2 Ever been to an altar call accompanied by a rollicking rendition of “When the Saints Go Marching In”? No? It probably wouldn’t be very successful, would it? Why not? “When the Saints Go Marching In” is a venerable Christian hymn. If the Holy Spirit were truly the author of this feeling of conviction, why would it matter the tenor of the music being played?
3 Try an experiment. Next time you get a hankering to listen to your favorite praise and worship album, have someone just read you the lyrics instead, without the music. Does it have the same effect on you? I’ll bet it doesn’t. Why not?

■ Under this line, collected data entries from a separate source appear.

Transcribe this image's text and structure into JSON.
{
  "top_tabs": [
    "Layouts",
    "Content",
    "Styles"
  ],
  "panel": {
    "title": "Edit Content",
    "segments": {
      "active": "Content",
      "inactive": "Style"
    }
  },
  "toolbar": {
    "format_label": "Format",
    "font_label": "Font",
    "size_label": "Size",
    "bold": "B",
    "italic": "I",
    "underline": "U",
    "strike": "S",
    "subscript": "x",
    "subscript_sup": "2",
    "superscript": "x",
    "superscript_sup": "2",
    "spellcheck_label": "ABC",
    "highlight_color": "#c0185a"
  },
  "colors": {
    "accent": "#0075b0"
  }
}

4 John Calvin coined the grand sounding term sensus divinatis. Ever heard of it? I thought not. In any case, my point is that the sense apparently isn’t common enough to give rise to a common name. Since it’s not, how can anyone justify setting our perception and interpretation of it as a criterion in determining our eternal destinies?
5 And, please, it helps not at all to suggest God provides us the interpretation. Were that so, our own minds would still sit in judgment on the interpretation, even to weighing whether the experience had been, in fact, from God. It’s no better to say God amplifies our minds so they’ll return us the right interpretation. Subsequent reflection might very well lead us to conclude no such thing had really happened. After all, the failings of our senses are not usually the fault of the sense organs themselves but of the mind in misinterpreting the data they send up. How, then, could we know for sure, insofar as, once again, our own minds would have to make the final determination? In other words, how does one tell the difference between a genuine enhancement of one’s rational faculties and being duped by a mix-up in the brain? (People on LSD trips claim to be enlightened, too.) Christians will tell me they “just know,” and that that knowledge comes of God; but there’s no way to validate this except by reference to subjective experience, which, again, is a judgment the mind itself makes, assuming its conclusion.